Carla’s boyfriend turned up but claimed to be so hungover that he couldn’t sing, so that was it for him. Graham said he knew a kid who’d been talking about singing so he’d ask him next time. The Drummer, Graham and I played a few Kinks, Who and Beatles songs and I showed him a couple of songs I was writing that he seemed quite impressed by.
We met the prospective singer – Dawson – in a pub on Beverley Road and talked about favourite bands and singers, writing songs, guitars, stuff like that. Dawson had been the lead guitar player in a band that had never gotten out of the practice room – like so many bands – and that sounded promising to me, too.
First rehearsal, Dawson opened his mouth to sing and we looked at each other because he was great. He had a lovely voice with a bit of power behind it, like a young Rod Stewart at times, although he had a mildly alarming tendency to slip into sounding like the singer out of The Bluetones in his softer moments.
Dawson had written a few songs so I went round to his flat with my acoustic so that we could play each other what we had and see if we could work together. We liked each others’ stuff and soon slipped into writing sessions.
Graham had a girlfriend – Kelly – with whom he lived, but none of the rest of us was involved with anyone at all so that’s what we did – we wrote and played together a lot.
In the early days of a band, what you need is a definite date to be working towards, otherwise you just meander aimlessly. Dawson had heard about a festival at Hull University that would have a lot of people attending. You had to have a demo though and we didn’t. We had a set of maybe twenty minutes’ worth of original songs after a couple of months.
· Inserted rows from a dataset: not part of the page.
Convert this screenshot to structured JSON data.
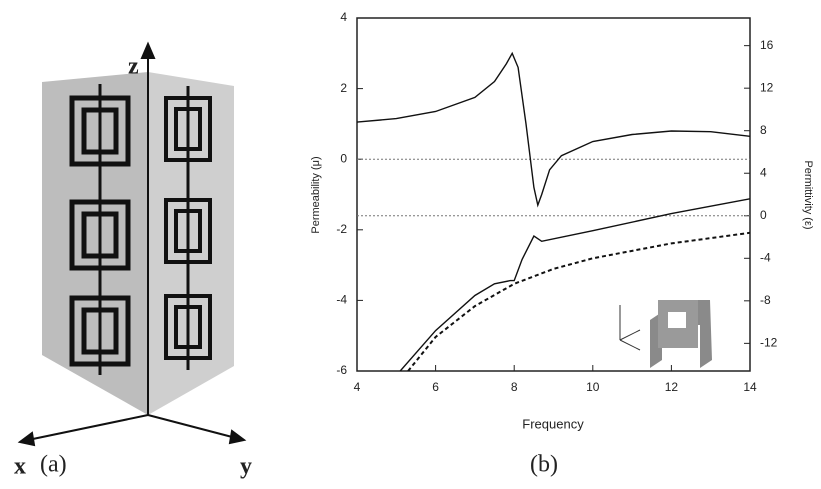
{
  "chart_data": {
    "type": "line",
    "xlabel": "Frequency",
    "ylabel": "Permeability (μ)",
    "y2label": "Permittivity (ε)",
    "xlim": [
      4,
      14
    ],
    "xticks": [
      4,
      6,
      8,
      10,
      12,
      14
    ],
    "ylim": [
      -6,
      4
    ],
    "yticks": [
      -6,
      -4,
      -2,
      0,
      2,
      4
    ],
    "y2lim": [
      -14.6,
      18.6
    ],
    "y2ticks": [
      -12,
      -8,
      -4,
      0,
      4,
      8,
      12,
      16
    ],
    "zero_lines": true,
    "series": [
      {
        "color": "#111111",
        "style": "solid",
        "x": [
          4,
          5,
          6,
          7,
          7.5,
          7.8,
          7.95,
          8.1,
          8.3,
          8.5,
          8.6,
          8.7,
          8.9,
          9.2,
          10,
          11,
          12,
          13,
          14
        ],
        "values": [
          1.05,
          1.15,
          1.35,
          1.75,
          2.2,
          2.7,
          3.0,
          2.6,
          1.0,
          -0.8,
          -1.3,
          -1.0,
          -0.3,
          0.1,
          0.5,
          0.7,
          0.8,
          0.78,
          0.65
        ]
      },
      {
        "color": "#111111",
        "style": "solid",
        "axis": "y2",
        "x": [
          5.1,
          6,
          7,
          7.5,
          7.9,
          8,
          8.2,
          8.5,
          8.7,
          10,
          12,
          14
        ],
        "values": [
          -14.6,
          -10.8,
          -7.5,
          -6.4,
          -6.1,
          -6.1,
          -4.1,
          -1.9,
          -2.4,
          -1.4,
          0.2,
          1.6
        ]
      },
      {
        "color": "#111111",
        "style": "dashed",
        "axis": "y2",
        "x": [
          5.3,
          6,
          7,
          8,
          9,
          10,
          12,
          14
        ],
        "values": [
          -14.6,
          -11.4,
          -8.5,
          -6.4,
          -5,
          -4,
          -2.6,
          -1.6
        ]
      }
    ]
  },
  "diagram": {
    "z": "z",
    "x": "x",
    "y": "y"
  },
  "panels": [
    "(a)",
    "(b)"
  ]
}
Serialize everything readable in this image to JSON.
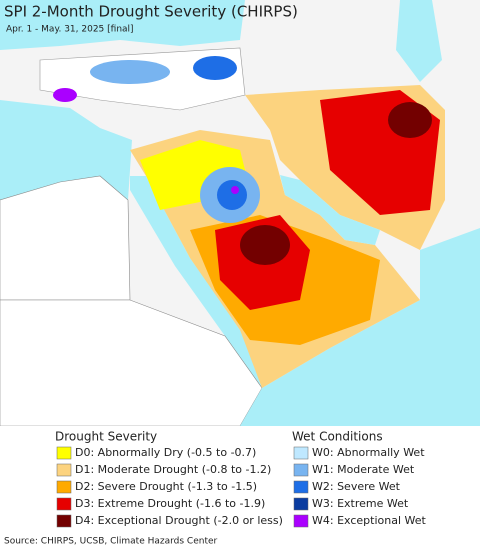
{
  "header": {
    "title": "SPI 2-Month Drought Severity (CHIRPS)",
    "subtitle": "Apr. 1 - May. 31, 2025 [final]"
  },
  "legend": {
    "drought": {
      "title": "Drought Severity",
      "items": [
        {
          "label": "D0: Abnormally Dry (-0.5 to -0.7)",
          "color": "#ffff00"
        },
        {
          "label": "D1: Moderate Drought (-0.8 to -1.2)",
          "color": "#fcd37f"
        },
        {
          "label": "D2: Severe Drought (-1.3 to -1.5)",
          "color": "#ffaa00"
        },
        {
          "label": "D3: Extreme Drought (-1.6 to -1.9)",
          "color": "#e60000"
        },
        {
          "label": "D4: Exceptional Drought (-2.0 or less)",
          "color": "#730000"
        }
      ]
    },
    "wet": {
      "title": "Wet Conditions",
      "items": [
        {
          "label": "W0: Abnormally Wet",
          "color": "#bfe8ff"
        },
        {
          "label": "W1: Moderate Wet",
          "color": "#78b4f0"
        },
        {
          "label": "W2: Severe Wet",
          "color": "#1e6ee6"
        },
        {
          "label": "W3: Extreme Wet",
          "color": "#0a3ca0"
        },
        {
          "label": "W4: Exceptional Wet",
          "color": "#aa00ff"
        }
      ]
    }
  },
  "footer": {
    "source": "Source: CHIRPS, UCSB, Climate Hazards Center"
  }
}
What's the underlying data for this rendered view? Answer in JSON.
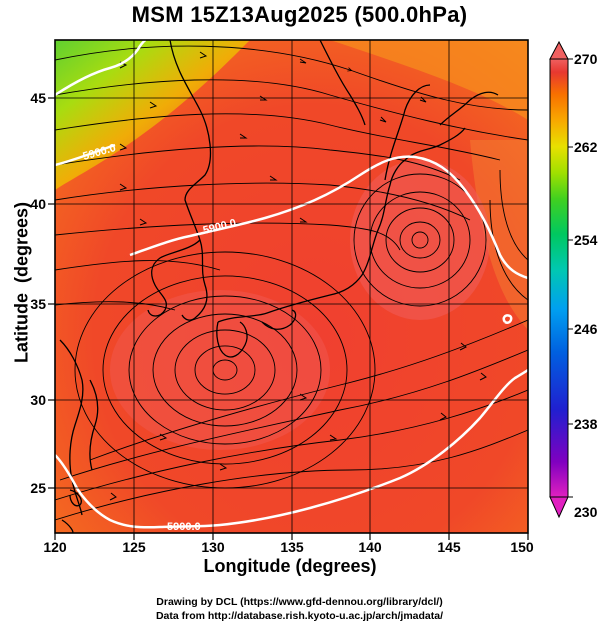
{
  "title": "MSM 15Z13Aug2025 (500.0hPa)",
  "x_axis": {
    "label": "Longitude (degrees)",
    "ticks": [
      "120",
      "125",
      "130",
      "135",
      "140",
      "145",
      "150"
    ],
    "range": [
      120,
      150
    ]
  },
  "y_axis": {
    "label": "Latitude  (degrees)",
    "ticks": [
      "25",
      "30",
      "35",
      "40",
      "45"
    ],
    "range": [
      22.5,
      47.5
    ]
  },
  "colorbar": {
    "ticks": [
      "270",
      "262",
      "254",
      "246",
      "238",
      "230"
    ],
    "range": [
      230,
      270
    ],
    "colors": [
      "#e020c0",
      "#8000c0",
      "#2020d0",
      "#0060e0",
      "#00a0f0",
      "#00c8c0",
      "#00c870",
      "#20d030",
      "#70dc10",
      "#b0e000",
      "#e8e000",
      "#f8b000",
      "#f88000",
      "#f05020",
      "#e83030",
      "#f06060"
    ]
  },
  "contours": [
    {
      "label": "5900.0"
    },
    {
      "label": "5900.0"
    },
    {
      "label": "5900.0"
    }
  ],
  "credits": {
    "line1": "Drawing by DCL (https://www.gfd-dennou.org/library/dcl/)",
    "line2": "Data from http://database.rish.kyoto-u.ac.jp/arch/jmadata/"
  }
}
What we also had was a drummer who had started music college and getting formal lessons from a drum teacher called Luddy, whom The Drummer idolised. I mean it, he was in awe of him. As Luddy gave him homework and pointers on his technique, The Drummer sort of improved in one way, but also deteriorated in another. Whereas he’d previously loved playing the drums, now they just seemed to piss him off. He couldn’t do anything right. Not as far as he was concerned. I thought he was great. He had a good feel, he kept decent time but none of that was goo enough for The Drummer and, as tends to happen, his misery and dissatisfaction brought everyone down.
By this point, I was sharing his flat with him and he wasn’t happy about much else either. The eventually-to-be-Mrs-Middlerabbit had been enticed back to Hull and I’d found us a flat so I was going to be moving out anyway, which was going to be a relief.
Practices involved me picking up Dawson and Graham from Dawson’s flat on Pearson Park on Sunday mornings. The house that Dawson’s flat was part of also had a tenant who was the drummer of Graham’s former band, Medicine – Moggy.
Moggy had spent the last four months in India with his girlfriend and had returned with some dreadful tropical disease that had reduced his weight to around eight stone. One night out in the pub with Graham, The Drummer and Dawson, Moggy joined us. At one point, Graham whispered to me that Moggy had heard tapes of our band rehearsing and had told Graham that he wanted in. Graham looked concerned as he waited for my reaction.
“Yeah? Don’t put him off,” I replied.
I think Graham was expecting me to have some kind of loyalty towards The Drummer because we lived together and had come as a pair when we first got together but I’d had it up to here with him – with his misery about his drumming, with his (now ex) girlfriend, the Silent Witch, with him going berserk at three o’ clock in the morning because his new girlfriend wasn’t a total pushover like The Silent Witch had been. I was only too happy move on.